Last year, Governor Bill Lee unveiled a plan for Hillsdale College, a small conservative college in Michigan, to open up to 50 charter schools in Tennessee using $32 million in public funds. Part of a larger push by Republican lawmakers across the country to influence how certain subjects like history are taught in secondary schools, Lee explained that the proposal would promote “informed patriotism” and help “[preserve] American liberty.” The centerpiece of this project was the Hillsdale 1776 Curriculum, which evolved from former President Donald Trump’s 1776 Commission chaired by Hillsdale College President Larry P. Arnn. It adopts a framework for teaching history that portrays the United States as “an exceptionally good country” to challenge the New York Times’ 1619 Project, which emphasizes the significance of slavery in US history.
Historians have criticized the 1776 Curriculum for its historical inaccuracies and political slant. For instance, it compares the Progressive movement to fascism under Mussolini because both “sought to centralize power under the management of so-called experts.” As one passage from the Hillsdale Curriculum explains, “Progressivism was a rejection of the principles of the Declaration of Independence as well as the form of the Constitution.” While Hillsdale College advertises the less controversial elements of its program, such as its instruction of the “great works of literature, philosophy, politics, and art,” many of the political undertones of the 1776 Curriculum remain. Simply put, an organization that sees public education as a “[battleground] in our war to reclaim our country from forces that have drawn so many away from first principles” cannot credibly claim to be objective.
Interestingly, the effort to implement Hillsdale’s educational vision has faced intense opposition, even in deep red Tennessee. Local residents in Madison, Montgomery, and Rutherford counties rejected Hillsdale’s charter school application. Skillern Elementary, the only school in Tennessee to use Hillsdale’s curriculum, recently terminated its agreement with the college and vowed not to use “civics lessons based on American exceptionalism.” House Speaker Cameron Sexton, a Republican, even promised to introduce legislation that would increase scrutiny on the curriculum approval process, including preventing the governor from unilaterally approving changes. While the future of Hillsdale charter schools in Tennessee remains unclear, this initial opposition may indicate the limits of public support for efforts to change history curriculum, particularly in regard to American exceptionalism and the role of race in US history.

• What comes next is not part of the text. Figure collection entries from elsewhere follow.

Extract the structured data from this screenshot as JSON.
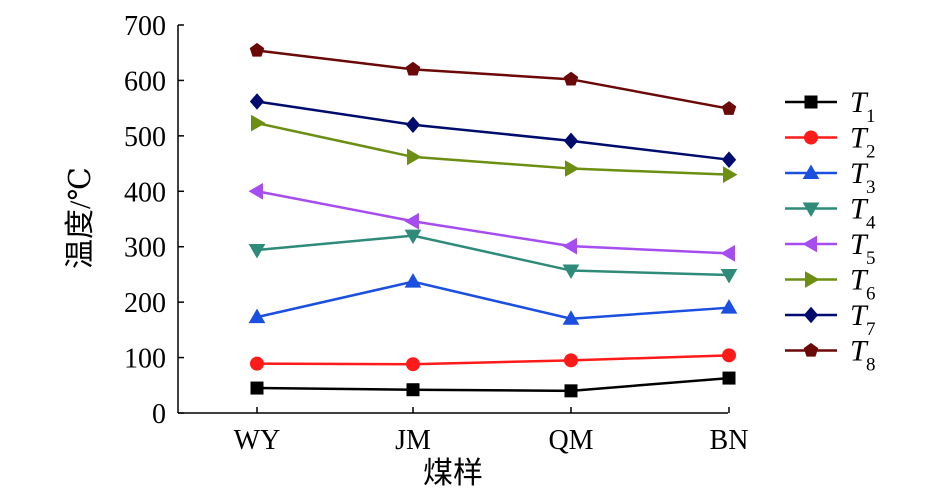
{
  "chart_data": {
    "type": "line",
    "categories": [
      "WY",
      "JM",
      "QM",
      "BN"
    ],
    "xlabel": "煤样",
    "ylabel": "温度/℃",
    "ylim": [
      0,
      700
    ],
    "yticks": [
      0,
      100,
      200,
      300,
      400,
      500,
      600,
      700
    ],
    "grid": false,
    "legend_position": "right",
    "series": [
      {
        "name": "T",
        "subscript": "1",
        "color": "#000000",
        "marker": "square",
        "values": [
          45,
          42,
          40,
          63
        ]
      },
      {
        "name": "T",
        "subscript": "2",
        "color": "#ff1a1a",
        "marker": "circle",
        "values": [
          89,
          88,
          95,
          104
        ]
      },
      {
        "name": "T",
        "subscript": "3",
        "color": "#1a4fe0",
        "marker": "triangle-up",
        "values": [
          173,
          237,
          170,
          190
        ]
      },
      {
        "name": "T",
        "subscript": "4",
        "color": "#2e8b7a",
        "marker": "triangle-down",
        "values": [
          294,
          320,
          257,
          249
        ]
      },
      {
        "name": "T",
        "subscript": "5",
        "color": "#a64df0",
        "marker": "triangle-left",
        "values": [
          400,
          346,
          301,
          288
        ]
      },
      {
        "name": "T",
        "subscript": "6",
        "color": "#6b8e13",
        "marker": "triangle-right",
        "values": [
          523,
          462,
          441,
          430
        ]
      },
      {
        "name": "T",
        "subscript": "7",
        "color": "#000b6e",
        "marker": "diamond",
        "values": [
          562,
          520,
          491,
          457
        ]
      },
      {
        "name": "T",
        "subscript": "8",
        "color": "#6b0808",
        "marker": "pentagon",
        "values": [
          654,
          620,
          602,
          549
        ]
      }
    ]
  }
}
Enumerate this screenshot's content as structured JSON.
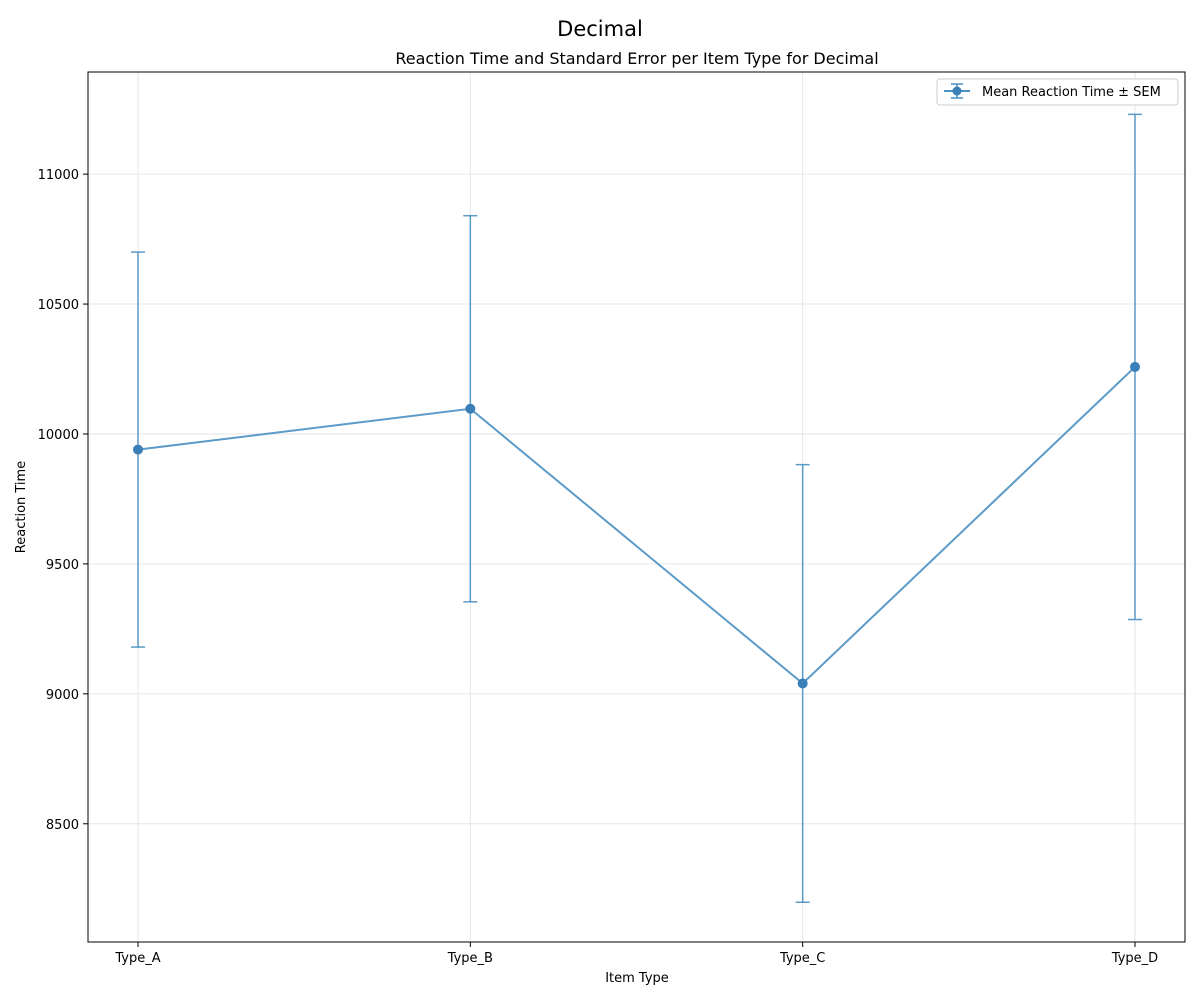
{
  "figure": {
    "suptitle": "Decimal"
  },
  "chart_data": {
    "type": "line",
    "title": "Reaction Time and Standard Error per Item Type for Decimal",
    "xlabel": "Item Type",
    "ylabel": "Reaction Time",
    "categories": [
      "Type_A",
      "Type_B",
      "Type_C",
      "Type_D"
    ],
    "series": [
      {
        "name": "Mean Reaction Time ± SEM",
        "values": [
          9940,
          10097,
          9040,
          10258
        ],
        "errors": [
          760,
          743,
          842,
          972
        ],
        "color": "#4a90c2"
      }
    ],
    "ylim": [
      8045,
      11393
    ],
    "yticks": [
      8500,
      9000,
      9500,
      10000,
      10500,
      11000
    ],
    "ytick_labels": [
      "8500",
      "9000",
      "9500",
      "10000",
      "10500",
      "11000"
    ],
    "grid": true,
    "legend": "top-right"
  }
}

Through efforts like the Tennessee charter school proposal, Hillsdale College seeks to use education reform as a “Trojan horse for spreading its vision of an unchanging United States, glorifying the past while urging a return to so-called ‘first principles.’ Concretely, this ideology manifests in an inaccurate portrayal of the early United States, a time period that Hillsdale’s former President George Roche hailed as one where the country “was secure in her faith… not sodden, as it is now, with ‘problems’ and guilt and self-doubts.” Brushing aside issues of injustice and violence, this understanding portrays historical introspection as a negative force creating “problems” for the modern United States.
Hillsdale College’s treatment of the civil rights movement is similarly problematic. For example, Hillsdale-affiliated teachers in Tennessee would be encouraged to discuss how “the civil rights movement was almost immediately turned into programs that ran counter to the lofty ideals of the Founders.” Once again, the curriculum makes the ideological case for prioritizing the American founding over the ways in which those ideas have been reinterpreted and expanded over time. The Hillsdale 1776 Curriculum even claims that federal laws to desegregate lunch counters, hotels, and theaters was an area “where the line between private conscience and government coercion began to blur.” By incorporating the key conservative issue of “government coercion” into its messaging, the curriculum casts doubt over the merits of racial integration.
Despite the recent emphasis on school curricula within the Republican Party, Hillsdale College’s blatant distortion of history should be deeply unpopular among the American public. According to a survey conducted by the American Historical Association in 2020, 77 percent of respondents supported teaching about historical harms that cause students discomfort—including 78 percent of Democrats and 74 percent of Republicans. Furthermore, two-thirds of respondents agreed that “our knowledge of the past should change over time.” While controversial proposals like the Hillsdale 1776 Curriculum may have the support of politicians like Trump and Lee, the local opposition in Tennessee indicates that many voters, while perhaps sympathetic to certain arguments about “wokeism,” are unwilling to surrender the education system to political actors who overtly seek to impose a distorted version of US history. The failure of the Hillsdale College charter school expansion in Tennessee indicates the limit of the so-called “culture war” between American conservatives and liberals—even in a state that banned critical race theory from public schools in 2021. Providing students with an honest examination of US history should not be a partisan issue. Lawmakers and voters from both parties ought to come together to ensure that all students have access to high-quality education free from the ideological influence of groups like Hillsdale College.